Much like Chloe’s pediatrician 64 years later, Hilda’s doctor was surprised to see the teeth showing in a newborn.
He said it was the first time he had come across a newborn with teeth.
“I’m sure there must be more knowledge of it now, but at the time Sidney was born, they didn’t really know too much about it,” Hilda said. “They were just as surprised as I was. The pediatrician said, ‘we’re going to leave them and see what happens.
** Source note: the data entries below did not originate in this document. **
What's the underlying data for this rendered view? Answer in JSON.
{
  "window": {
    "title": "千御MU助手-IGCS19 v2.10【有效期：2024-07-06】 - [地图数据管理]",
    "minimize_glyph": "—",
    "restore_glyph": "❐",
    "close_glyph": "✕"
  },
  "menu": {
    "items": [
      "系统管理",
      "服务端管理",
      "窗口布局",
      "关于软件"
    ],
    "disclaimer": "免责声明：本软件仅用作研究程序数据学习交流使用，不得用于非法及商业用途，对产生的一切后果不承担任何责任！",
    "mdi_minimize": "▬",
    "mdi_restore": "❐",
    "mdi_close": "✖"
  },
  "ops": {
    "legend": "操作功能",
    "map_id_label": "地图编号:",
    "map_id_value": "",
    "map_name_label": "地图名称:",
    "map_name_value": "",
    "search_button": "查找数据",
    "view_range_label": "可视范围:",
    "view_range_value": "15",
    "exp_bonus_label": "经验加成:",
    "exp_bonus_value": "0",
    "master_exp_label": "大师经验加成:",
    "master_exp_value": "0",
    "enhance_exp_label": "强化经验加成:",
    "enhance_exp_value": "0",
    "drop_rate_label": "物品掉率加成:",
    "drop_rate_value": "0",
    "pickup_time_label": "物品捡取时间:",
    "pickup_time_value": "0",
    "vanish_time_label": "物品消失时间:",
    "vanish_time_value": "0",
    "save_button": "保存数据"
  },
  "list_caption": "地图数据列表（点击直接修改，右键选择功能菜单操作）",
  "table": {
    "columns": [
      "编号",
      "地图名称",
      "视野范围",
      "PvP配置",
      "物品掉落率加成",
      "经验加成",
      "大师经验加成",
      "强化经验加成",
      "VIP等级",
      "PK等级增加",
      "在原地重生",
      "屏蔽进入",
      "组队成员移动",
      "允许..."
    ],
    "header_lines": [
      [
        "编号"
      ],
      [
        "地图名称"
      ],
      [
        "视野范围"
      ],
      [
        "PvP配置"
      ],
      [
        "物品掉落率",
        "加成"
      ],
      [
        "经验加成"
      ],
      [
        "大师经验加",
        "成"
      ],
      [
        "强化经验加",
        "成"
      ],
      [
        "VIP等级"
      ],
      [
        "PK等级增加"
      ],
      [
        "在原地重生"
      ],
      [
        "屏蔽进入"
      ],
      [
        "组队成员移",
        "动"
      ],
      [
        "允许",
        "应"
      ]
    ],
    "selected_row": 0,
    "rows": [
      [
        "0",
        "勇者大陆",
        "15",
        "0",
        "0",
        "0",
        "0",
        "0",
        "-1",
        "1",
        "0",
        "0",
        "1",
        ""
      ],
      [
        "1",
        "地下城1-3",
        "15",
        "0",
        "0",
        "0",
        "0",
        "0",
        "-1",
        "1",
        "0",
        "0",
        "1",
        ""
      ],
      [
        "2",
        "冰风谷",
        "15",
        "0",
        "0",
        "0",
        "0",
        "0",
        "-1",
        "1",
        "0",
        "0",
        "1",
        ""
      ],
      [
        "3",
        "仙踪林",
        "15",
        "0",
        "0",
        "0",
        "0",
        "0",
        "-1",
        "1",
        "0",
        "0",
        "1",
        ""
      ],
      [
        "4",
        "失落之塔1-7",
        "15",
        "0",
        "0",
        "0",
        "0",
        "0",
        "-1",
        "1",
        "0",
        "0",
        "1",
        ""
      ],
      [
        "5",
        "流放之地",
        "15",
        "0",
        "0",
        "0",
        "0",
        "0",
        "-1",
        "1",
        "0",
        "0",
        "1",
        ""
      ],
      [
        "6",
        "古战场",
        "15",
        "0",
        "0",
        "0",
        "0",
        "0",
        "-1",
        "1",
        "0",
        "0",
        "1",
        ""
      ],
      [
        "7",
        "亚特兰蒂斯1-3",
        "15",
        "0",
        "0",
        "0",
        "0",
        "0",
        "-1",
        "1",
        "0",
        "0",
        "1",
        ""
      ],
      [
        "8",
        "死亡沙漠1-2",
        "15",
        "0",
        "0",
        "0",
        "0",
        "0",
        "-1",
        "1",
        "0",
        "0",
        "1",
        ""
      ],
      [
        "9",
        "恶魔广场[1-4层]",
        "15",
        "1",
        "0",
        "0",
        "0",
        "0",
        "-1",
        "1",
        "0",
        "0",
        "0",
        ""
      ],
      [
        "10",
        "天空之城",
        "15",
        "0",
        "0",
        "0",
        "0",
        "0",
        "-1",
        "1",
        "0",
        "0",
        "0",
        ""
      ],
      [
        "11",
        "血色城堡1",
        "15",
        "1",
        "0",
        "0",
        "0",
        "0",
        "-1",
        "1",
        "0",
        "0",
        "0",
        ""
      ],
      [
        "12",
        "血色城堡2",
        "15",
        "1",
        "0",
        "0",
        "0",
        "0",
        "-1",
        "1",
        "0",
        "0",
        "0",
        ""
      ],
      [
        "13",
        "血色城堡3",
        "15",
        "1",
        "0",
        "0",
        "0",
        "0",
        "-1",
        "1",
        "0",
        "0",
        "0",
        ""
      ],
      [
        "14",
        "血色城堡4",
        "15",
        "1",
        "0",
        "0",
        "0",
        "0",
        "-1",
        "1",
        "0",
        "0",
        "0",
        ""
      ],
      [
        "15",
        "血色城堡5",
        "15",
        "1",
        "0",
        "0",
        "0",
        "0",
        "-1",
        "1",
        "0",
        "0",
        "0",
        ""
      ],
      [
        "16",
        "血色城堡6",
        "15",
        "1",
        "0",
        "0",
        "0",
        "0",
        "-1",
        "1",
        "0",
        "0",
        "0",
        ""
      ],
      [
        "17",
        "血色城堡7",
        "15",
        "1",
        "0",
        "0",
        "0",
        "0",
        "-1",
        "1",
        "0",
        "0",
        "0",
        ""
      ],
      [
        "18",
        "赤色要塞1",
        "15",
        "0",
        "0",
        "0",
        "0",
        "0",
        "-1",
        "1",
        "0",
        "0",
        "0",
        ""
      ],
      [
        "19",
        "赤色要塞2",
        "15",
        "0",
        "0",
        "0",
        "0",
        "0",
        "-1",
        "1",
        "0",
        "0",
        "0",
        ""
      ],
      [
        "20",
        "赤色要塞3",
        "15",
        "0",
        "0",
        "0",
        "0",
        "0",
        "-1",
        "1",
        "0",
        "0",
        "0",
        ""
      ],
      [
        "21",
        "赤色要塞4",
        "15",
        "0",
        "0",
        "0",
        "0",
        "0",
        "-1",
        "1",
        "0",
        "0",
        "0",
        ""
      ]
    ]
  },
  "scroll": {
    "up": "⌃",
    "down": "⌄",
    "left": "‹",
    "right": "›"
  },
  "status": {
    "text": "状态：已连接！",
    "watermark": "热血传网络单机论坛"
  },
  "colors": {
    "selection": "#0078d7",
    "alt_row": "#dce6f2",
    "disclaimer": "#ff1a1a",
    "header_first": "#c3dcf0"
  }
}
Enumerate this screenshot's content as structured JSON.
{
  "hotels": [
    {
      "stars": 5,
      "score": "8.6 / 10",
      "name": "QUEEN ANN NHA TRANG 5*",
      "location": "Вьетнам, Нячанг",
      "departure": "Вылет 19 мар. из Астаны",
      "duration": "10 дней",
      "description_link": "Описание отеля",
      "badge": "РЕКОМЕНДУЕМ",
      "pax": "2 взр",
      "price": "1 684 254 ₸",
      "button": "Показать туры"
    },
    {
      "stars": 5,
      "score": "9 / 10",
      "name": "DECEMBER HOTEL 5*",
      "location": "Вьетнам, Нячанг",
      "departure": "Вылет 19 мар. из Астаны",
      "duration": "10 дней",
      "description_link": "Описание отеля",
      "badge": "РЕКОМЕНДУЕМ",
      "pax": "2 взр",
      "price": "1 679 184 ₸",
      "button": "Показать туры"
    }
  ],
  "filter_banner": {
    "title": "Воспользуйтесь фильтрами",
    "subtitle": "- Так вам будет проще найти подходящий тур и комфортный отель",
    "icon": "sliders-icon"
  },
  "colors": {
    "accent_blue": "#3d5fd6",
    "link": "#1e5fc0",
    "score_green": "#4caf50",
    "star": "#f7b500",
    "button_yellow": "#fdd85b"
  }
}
If they don’t bother him, we’re not pulling them.”
Hilda said the teeth never bothered Sidney.
Dubbed “natal teeth,” medical officials say the newborn teeth may cause irritation and injury to the infant’s tongue when nursing.
It’s something mother Kory is already aware of.
“(Chloe) does bite her fingers, and there have been a couple of days she has been fussy that have made us wonder, because we found no way to console her and are not sure why she is fussy. Is it that other tooth coming in that is making her fussy? We don’t know. It’s too hard to tell.”